Wednesday, July 02, 2008

Cases That Changed English Law: The Times Archive


The Times has created a fantastic archive of cases that changed the law, with summaries by Gary Slapper and links to the origanal Times law reports. Here are the links:

This a wonderful resource that I would love to have had when I was a law student but everyone interested in the law, or even just in human beings or life, will find fascinating tales here.

I will put a link to this post in the sidebar shortly so that it is easy to find.

Anyway, here is a sample of what you will find:

"In 1895, The Times reported on three trials of Oscar Wilde.

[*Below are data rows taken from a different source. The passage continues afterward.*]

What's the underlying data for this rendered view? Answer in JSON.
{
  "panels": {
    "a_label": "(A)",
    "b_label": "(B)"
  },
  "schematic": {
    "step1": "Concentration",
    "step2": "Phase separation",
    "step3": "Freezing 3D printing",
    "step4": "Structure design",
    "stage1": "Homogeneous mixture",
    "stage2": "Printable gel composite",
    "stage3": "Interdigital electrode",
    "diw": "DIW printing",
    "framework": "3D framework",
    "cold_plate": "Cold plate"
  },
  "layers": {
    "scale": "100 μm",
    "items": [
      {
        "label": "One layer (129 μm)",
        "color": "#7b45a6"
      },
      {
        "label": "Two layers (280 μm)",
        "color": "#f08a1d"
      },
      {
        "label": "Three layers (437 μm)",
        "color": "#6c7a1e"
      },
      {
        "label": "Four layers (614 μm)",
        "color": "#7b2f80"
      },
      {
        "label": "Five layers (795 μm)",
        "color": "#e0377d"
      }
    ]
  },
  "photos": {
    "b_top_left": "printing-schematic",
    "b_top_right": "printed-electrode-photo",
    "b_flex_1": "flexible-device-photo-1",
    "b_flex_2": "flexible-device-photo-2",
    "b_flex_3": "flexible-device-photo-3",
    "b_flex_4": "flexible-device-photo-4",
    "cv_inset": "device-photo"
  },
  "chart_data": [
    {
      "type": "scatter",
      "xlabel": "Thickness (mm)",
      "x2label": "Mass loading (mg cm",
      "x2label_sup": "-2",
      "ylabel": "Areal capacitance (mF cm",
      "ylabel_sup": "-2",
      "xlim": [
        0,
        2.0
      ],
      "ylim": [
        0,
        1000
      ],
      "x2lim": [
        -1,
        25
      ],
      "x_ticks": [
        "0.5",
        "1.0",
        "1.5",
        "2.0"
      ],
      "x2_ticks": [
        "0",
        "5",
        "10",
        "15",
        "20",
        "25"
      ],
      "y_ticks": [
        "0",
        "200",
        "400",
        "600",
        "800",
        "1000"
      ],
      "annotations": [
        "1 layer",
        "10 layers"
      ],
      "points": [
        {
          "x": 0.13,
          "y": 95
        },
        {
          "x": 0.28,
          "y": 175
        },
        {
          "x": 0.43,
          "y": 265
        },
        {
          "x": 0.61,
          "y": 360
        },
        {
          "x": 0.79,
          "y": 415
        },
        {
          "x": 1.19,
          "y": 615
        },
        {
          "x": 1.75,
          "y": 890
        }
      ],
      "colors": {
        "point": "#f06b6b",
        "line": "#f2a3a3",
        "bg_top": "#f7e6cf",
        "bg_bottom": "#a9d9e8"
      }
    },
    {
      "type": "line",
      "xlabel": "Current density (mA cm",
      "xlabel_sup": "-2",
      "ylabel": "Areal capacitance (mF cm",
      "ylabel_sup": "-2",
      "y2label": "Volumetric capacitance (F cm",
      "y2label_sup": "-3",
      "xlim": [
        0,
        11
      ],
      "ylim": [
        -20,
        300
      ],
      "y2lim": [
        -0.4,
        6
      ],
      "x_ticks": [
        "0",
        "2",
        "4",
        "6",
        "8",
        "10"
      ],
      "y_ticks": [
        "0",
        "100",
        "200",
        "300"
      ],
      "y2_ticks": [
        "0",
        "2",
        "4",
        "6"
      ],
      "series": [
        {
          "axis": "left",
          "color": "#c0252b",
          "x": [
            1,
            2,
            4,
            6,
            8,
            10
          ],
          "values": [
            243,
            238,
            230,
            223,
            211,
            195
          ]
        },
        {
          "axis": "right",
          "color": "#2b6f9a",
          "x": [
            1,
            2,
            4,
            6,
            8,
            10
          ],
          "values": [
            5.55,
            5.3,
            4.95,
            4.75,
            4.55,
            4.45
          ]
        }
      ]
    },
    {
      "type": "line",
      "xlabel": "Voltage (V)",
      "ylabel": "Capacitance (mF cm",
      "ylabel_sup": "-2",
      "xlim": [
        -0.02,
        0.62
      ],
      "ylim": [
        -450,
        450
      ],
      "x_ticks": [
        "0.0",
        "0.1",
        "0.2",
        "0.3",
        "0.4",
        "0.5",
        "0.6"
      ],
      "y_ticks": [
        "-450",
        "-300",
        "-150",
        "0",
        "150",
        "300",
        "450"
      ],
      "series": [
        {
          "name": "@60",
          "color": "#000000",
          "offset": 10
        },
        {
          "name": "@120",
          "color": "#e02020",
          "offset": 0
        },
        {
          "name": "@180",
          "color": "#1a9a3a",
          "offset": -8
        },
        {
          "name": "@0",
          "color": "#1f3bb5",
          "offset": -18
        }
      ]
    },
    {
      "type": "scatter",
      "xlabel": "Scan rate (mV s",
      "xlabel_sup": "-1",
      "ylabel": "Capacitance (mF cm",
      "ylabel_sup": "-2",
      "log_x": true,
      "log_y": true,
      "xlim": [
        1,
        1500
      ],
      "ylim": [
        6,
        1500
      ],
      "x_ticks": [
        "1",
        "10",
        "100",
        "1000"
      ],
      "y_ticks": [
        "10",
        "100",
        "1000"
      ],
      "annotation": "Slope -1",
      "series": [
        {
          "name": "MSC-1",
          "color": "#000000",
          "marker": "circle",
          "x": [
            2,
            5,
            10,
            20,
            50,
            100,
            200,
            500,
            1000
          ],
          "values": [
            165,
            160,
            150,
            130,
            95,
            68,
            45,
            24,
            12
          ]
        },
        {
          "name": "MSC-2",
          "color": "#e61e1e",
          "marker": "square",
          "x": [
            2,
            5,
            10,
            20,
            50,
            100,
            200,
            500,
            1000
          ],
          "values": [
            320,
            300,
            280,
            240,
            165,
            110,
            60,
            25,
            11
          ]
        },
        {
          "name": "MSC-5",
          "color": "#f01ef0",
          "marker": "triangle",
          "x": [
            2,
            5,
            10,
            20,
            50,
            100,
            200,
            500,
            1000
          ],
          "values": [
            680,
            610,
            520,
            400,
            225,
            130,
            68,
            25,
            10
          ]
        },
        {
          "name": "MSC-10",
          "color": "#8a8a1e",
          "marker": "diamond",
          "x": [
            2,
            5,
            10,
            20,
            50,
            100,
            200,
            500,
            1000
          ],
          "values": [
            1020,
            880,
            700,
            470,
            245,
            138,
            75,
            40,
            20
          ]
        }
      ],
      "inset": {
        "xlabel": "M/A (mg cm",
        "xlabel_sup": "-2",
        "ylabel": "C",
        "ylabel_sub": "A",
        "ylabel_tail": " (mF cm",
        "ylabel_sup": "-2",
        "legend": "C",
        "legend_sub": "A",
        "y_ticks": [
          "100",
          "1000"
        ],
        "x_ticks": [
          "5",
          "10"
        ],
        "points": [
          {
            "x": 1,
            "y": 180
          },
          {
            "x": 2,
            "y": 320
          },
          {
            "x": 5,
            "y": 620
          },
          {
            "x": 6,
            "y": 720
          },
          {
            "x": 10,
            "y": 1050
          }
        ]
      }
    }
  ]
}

It was the celebrity scandal of the century. The Marquis of Queensbury, who thought his son was being corrupted by Wilde, sent a card to Wilde’s club saying: “To Oscar Wilde posing Somdomite” [sic]. Wilde sued for criminal libel. Queensbury pleaded justification, accusing Wilde of soliciting more than 12 boys. The case had many marvellous episodes, particularly when Wilde was cross-examined:

COUNSEL: Have you ever adored a young man madly?
WILDE: I have never given adoration to anybody except myself.

Wilde lost after a fatal slip in cross-examination in which he seemed to say he hadn’t kissed a boy not because he was a boy but because he was ugly. Soon after, he was arrested for indecency. Wilde was eventually convicted after a second trial — the first jury failed to agree on most of the charges — and sentenced to two years with hard labour. The case included many shocking travesties of justice. For example, it came to light that throughout the proceedings, the young men who were testifying against Wilde were each being paid £5 a week by the police, an enormous sum at the time.

Nevertheless, Wilde’s courtroom wit was bountiful. Asked by the seasoned 44-year old prosecutor Charles Gill whether he exalted youth, Wilde said he did and added, to courtroom laughter: “I should enjoy, for instance, the society of a beardless, briefless barrister quite as much as that of the most accomplished QC.”

He was asked later whether his habit of giving cigarette cases to working class youths was not strangely expensive. Wilde replied that it was “less extravagant than giving jewelled garters to ladies”."